Alles begann damit, als Sophie bei einem Workshop des Kultusministeriums zur Schülermentorin in Sachen Natur- und Umweltschutz ausgebildet wurde, erklärt Alette Metz, Lehrerin am Isolde-Kurz-Gymnasium (IKG). Sophie geht in die achte Klasse und ist heute, zusammen mit Frederike, Leiterin des Arbeitskreises Klimaschutz an ihrer Schule. Im November vergangenen Jahres fuhr die 13-jährige Sophie zu einer viertägigen Ausbildung nach Friedrichshafen, wo sie das nötige Rüstzeug bekam, um als Schülermentorin in Reutlingen für die Umwelt tätig zu werden.

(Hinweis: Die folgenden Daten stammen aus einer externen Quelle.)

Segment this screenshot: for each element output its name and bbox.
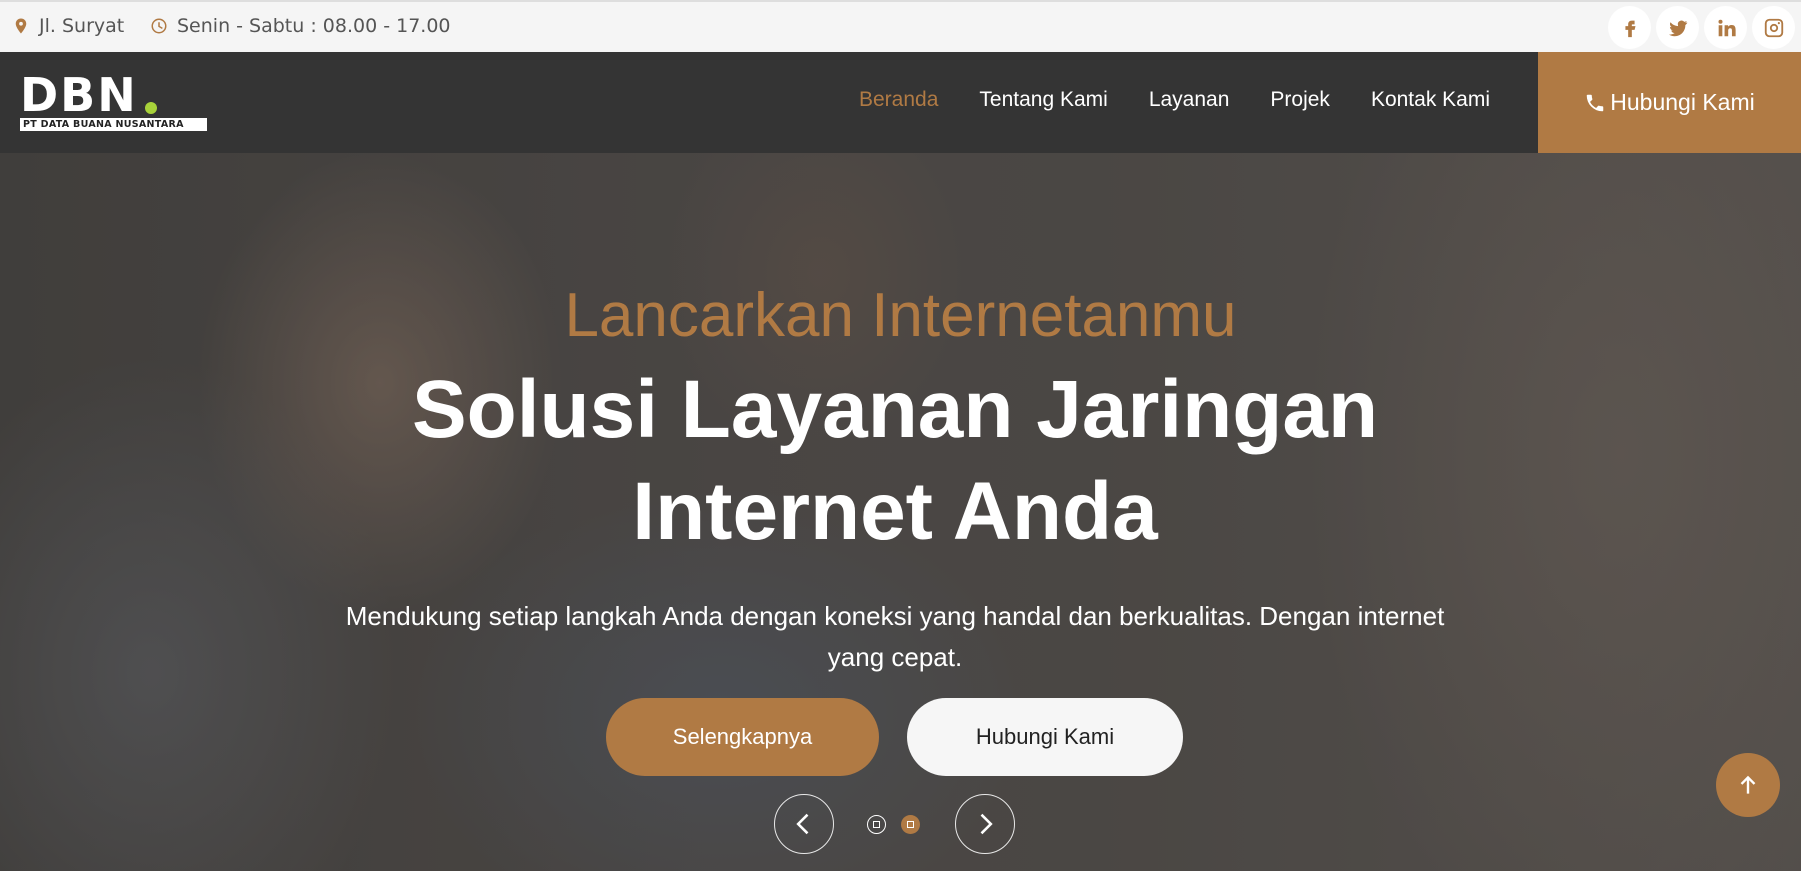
carousel-prev-button[interactable] xyxy=(774,794,834,854)
hero-eyebrow: Lancarkan Internetanmu xyxy=(564,281,1237,350)
carousel-next-button[interactable] xyxy=(955,794,1015,854)
clock-icon xyxy=(151,18,167,34)
linkedin-link[interactable] xyxy=(1704,6,1747,49)
top-info-bar: Jl. Suryat Senin - Sabtu : 08.00 - 17.00 xyxy=(0,0,1801,52)
main-navbar: DBN PT DATA BUANA NUSANTARA Beranda Tent… xyxy=(0,52,1801,153)
logo-dot xyxy=(145,102,157,114)
social-links xyxy=(1608,6,1795,49)
learn-more-button[interactable]: Selengkapnya xyxy=(606,698,879,776)
carousel-dot-2[interactable] xyxy=(901,815,920,834)
nav-item-kontak-kami[interactable]: Kontak Kami xyxy=(1371,88,1490,112)
twitter-link[interactable] xyxy=(1656,6,1699,49)
contact-us-label: Hubungi Kami xyxy=(1610,89,1755,115)
nav-item-beranda[interactable]: Beranda xyxy=(859,88,938,112)
nav-item-tentang-kami[interactable]: Tentang Kami xyxy=(979,88,1107,112)
carousel-dot-1[interactable] xyxy=(867,815,886,834)
arrow-up-icon xyxy=(1740,775,1756,794)
hero-description: Mendukung setiap langkah Anda dengan kon… xyxy=(345,601,1445,672)
hero-content: Lancarkan Internetanmu Solusi Layanan Ja… xyxy=(0,153,1801,871)
chevron-left-icon xyxy=(796,813,809,835)
linkedin-icon xyxy=(1717,19,1736,36)
hours-text: Senin - Sabtu : 08.00 - 17.00 xyxy=(177,15,451,37)
hours-info: Senin - Sabtu : 08.00 - 17.00 xyxy=(150,15,451,37)
map-pin-icon xyxy=(15,18,27,34)
scroll-to-top-button[interactable] xyxy=(1716,753,1780,817)
address-info: Jl. Suryat xyxy=(12,15,124,37)
logo-mark: DBN xyxy=(20,68,138,122)
company-logo[interactable]: DBN PT DATA BUANA NUSANTARA xyxy=(20,68,210,134)
hero-contact-button[interactable]: Hubungi Kami xyxy=(907,698,1183,776)
hero-headline: Solusi Layanan Jaringan Internet Anda xyxy=(411,364,1379,557)
facebook-icon xyxy=(1624,20,1635,37)
instagram-link[interactable] xyxy=(1752,6,1795,49)
nav-menu: Beranda Tentang Kami Layanan Projek Kont… xyxy=(859,88,1531,112)
nav-item-layanan[interactable]: Layanan xyxy=(1149,88,1230,112)
contact-us-button[interactable]: Hubungi Kami xyxy=(1538,52,1801,153)
hero-banner: Lancarkan Internetanmu Solusi Layanan Ja… xyxy=(0,153,1801,871)
instagram-icon xyxy=(1764,18,1783,37)
nav-item-projek[interactable]: Projek xyxy=(1270,88,1330,112)
facebook-link[interactable] xyxy=(1608,6,1651,49)
address-text: Jl. Suryat xyxy=(39,15,125,37)
phone-icon xyxy=(1587,94,1604,111)
chevron-right-icon xyxy=(980,813,993,835)
twitter-icon xyxy=(1668,20,1687,36)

Die insgesamt sechs Mitglieder des Arbeitskreises, alle Schüler der achten Klassenstufe, sensibilisierten ihre Mitschüler während der Energie-Rallye auf Themen wie den Treibhauseffekt, energiesparendes Lüften oder Stromfresser im Schulgebäude. Dafür gestalteten sie Fachvorträge und Experimente, für die Sophie Anregungen vom Workshop mitbrachte. Was beim Treibhauseffekt passiert, erfuhren die Fünftklässler, als sie sich alle zusammen unter eine große Plane stellten und die Temperatur darunter ansteigen ließen, die dann weit oberhalb der Außentemperatur im Klassenzimmer lag.

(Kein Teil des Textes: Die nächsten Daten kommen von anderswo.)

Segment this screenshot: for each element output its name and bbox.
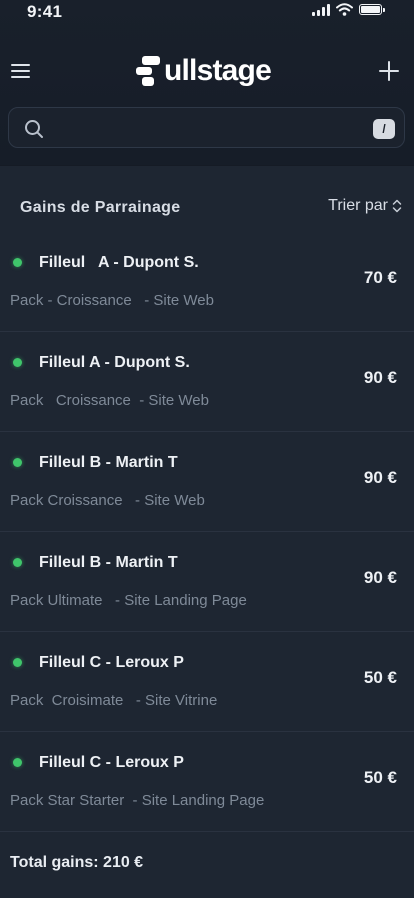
panel-header: Gains de Parrainage Trier par — [0, 166, 414, 228]
search-icon — [25, 120, 43, 138]
status-dot-icon — [13, 758, 22, 767]
referral-panel: Gains de Parrainage Trier par Filleul A … — [0, 166, 414, 898]
referral-amount: 70 € — [363, 268, 397, 287]
status-dot-icon — [13, 258, 22, 267]
battery-icon — [359, 4, 385, 15]
status-dot-icon — [13, 658, 22, 667]
list-item[interactable]: Filleul B - Martin T Pack Croissance - S… — [0, 432, 414, 532]
search-bar[interactable]: / — [8, 107, 405, 148]
plus-icon[interactable] — [379, 61, 399, 81]
referral-description: Pack Croissance - Site Web — [10, 492, 205, 509]
referral-name: Filleul A - Dupont S. — [39, 354, 190, 371]
referral-name: Filleul A - Dupont S. — [39, 254, 199, 271]
sort-icon — [392, 199, 402, 213]
header-area: 9:41 ullstage / — [0, 0, 414, 165]
referral-description: Pack Star Starter - Site Landing Page — [10, 792, 265, 809]
total-gains: Total gains: 210 € — [10, 854, 144, 871]
referral-list: Filleul A - Dupont S. Pack - Croissance … — [0, 232, 414, 832]
referral-name: Filleul C - Leroux P — [39, 754, 184, 771]
referral-amount: 50 € — [363, 768, 397, 787]
sort-label: Trier par — [328, 197, 388, 214]
brand-name: ullstage — [164, 54, 272, 87]
wifi-icon — [336, 3, 353, 16]
referral-amount: 90 € — [363, 468, 397, 487]
list-item[interactable]: Filleul B - Martin T Pack Ultimate - Sit… — [0, 532, 414, 632]
list-item[interactable]: Filleul A - Dupont S. Pack Croissance - … — [0, 332, 414, 432]
referral-name: Filleul B - Martin T — [39, 554, 178, 571]
signal-icon — [312, 3, 330, 16]
referral-description: Pack Ultimate - Site Landing Page — [10, 592, 247, 609]
menu-icon[interactable] — [11, 64, 30, 78]
status-dot-icon — [13, 458, 22, 467]
top-nav: ullstage — [0, 48, 414, 94]
referral-amount: 90 € — [363, 568, 397, 587]
status-icons — [312, 3, 385, 16]
logo-mark-icon — [136, 56, 162, 86]
status-time: 9:41 — [27, 2, 63, 21]
list-item[interactable]: Filleul C - Leroux P Pack Croisimate - S… — [0, 632, 414, 732]
sort-button[interactable]: Trier par — [328, 197, 402, 215]
status-dot-icon — [13, 358, 22, 367]
referral-description: Pack Croisimate - Site Vitrine — [10, 692, 218, 709]
referral-name: Filleul B - Martin T — [39, 454, 178, 471]
referral-name: Filleul C - Leroux P — [39, 654, 184, 671]
status-bar: 9:41 — [0, 0, 414, 28]
search-shortcut-badge: / — [373, 119, 395, 139]
referral-amount: 90 € — [363, 368, 397, 387]
referral-description: Pack Croissance - Site Web — [10, 392, 209, 409]
status-dot-icon — [13, 558, 22, 567]
panel-title: Gains de Parrainage — [20, 199, 181, 216]
search-input[interactable] — [57, 116, 357, 140]
brand-logo: ullstage — [136, 54, 272, 88]
list-item[interactable]: Filleul A - Dupont S. Pack - Croissance … — [0, 232, 414, 332]
list-item[interactable]: Filleul C - Leroux P Pack Star Starter -… — [0, 732, 414, 832]
referral-description: Pack - Croissance - Site Web — [10, 292, 214, 309]
referral-amount: 50 € — [363, 668, 397, 687]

Wie wichtig eine gute Gebäudeisolierung ist, um Heizkosten zu sparen, veranschaulichten die Mentoren bei einem weiteren Experiment. Hierfür füllten sie heißes Wasser in mehrere Flaschen ab und maßen die Temperatur. Daraufhin wurden die Flaschen mit verschiedenen Isolationsmaterialien eingepackt: ein Schal, Alufolie, eine Jacke, ein Schulranzen und Mister X.

Eine Flasche wurde außerdem überhaupt nicht isoliert. Nach einer Stunde maßen die Schüler die Temperatur wieder - und als beste Isolierung stellte sich tatsächlich der Schal heraus. Die Schüler waren erstaunt, wie viel Wärme und Energie verloren gehen kann, wenn keine oder nur eine schlechte Isolierung vorhanden ist.

Sophie, Rebecca und Amira - zwei weitere AK-Mitglieder - haben den Umweltschutz und das Energiesparen schon so verinnerlicht, dass sie auch zu Hause darauf achten, dass nirgends unnötigerweise eine Glühbirne brennt oder die Heizung läuft. Alette Metz, die den AK betreut, forderte nach Abschluss der Aktion die Fünftklässler auf, das Erlernte auch den Eltern beizubringen, denn, so die Chemie-Lehrerin: "Da freut sich nicht nur der Geldbeutel, sondern auch die Umwelt." Denn das IKG kooperiert auch mit der Stadt Reutlingen, wonach die Schule 45 Prozent der eingesparten Energiekosten an Geld wieder zurückbekommt.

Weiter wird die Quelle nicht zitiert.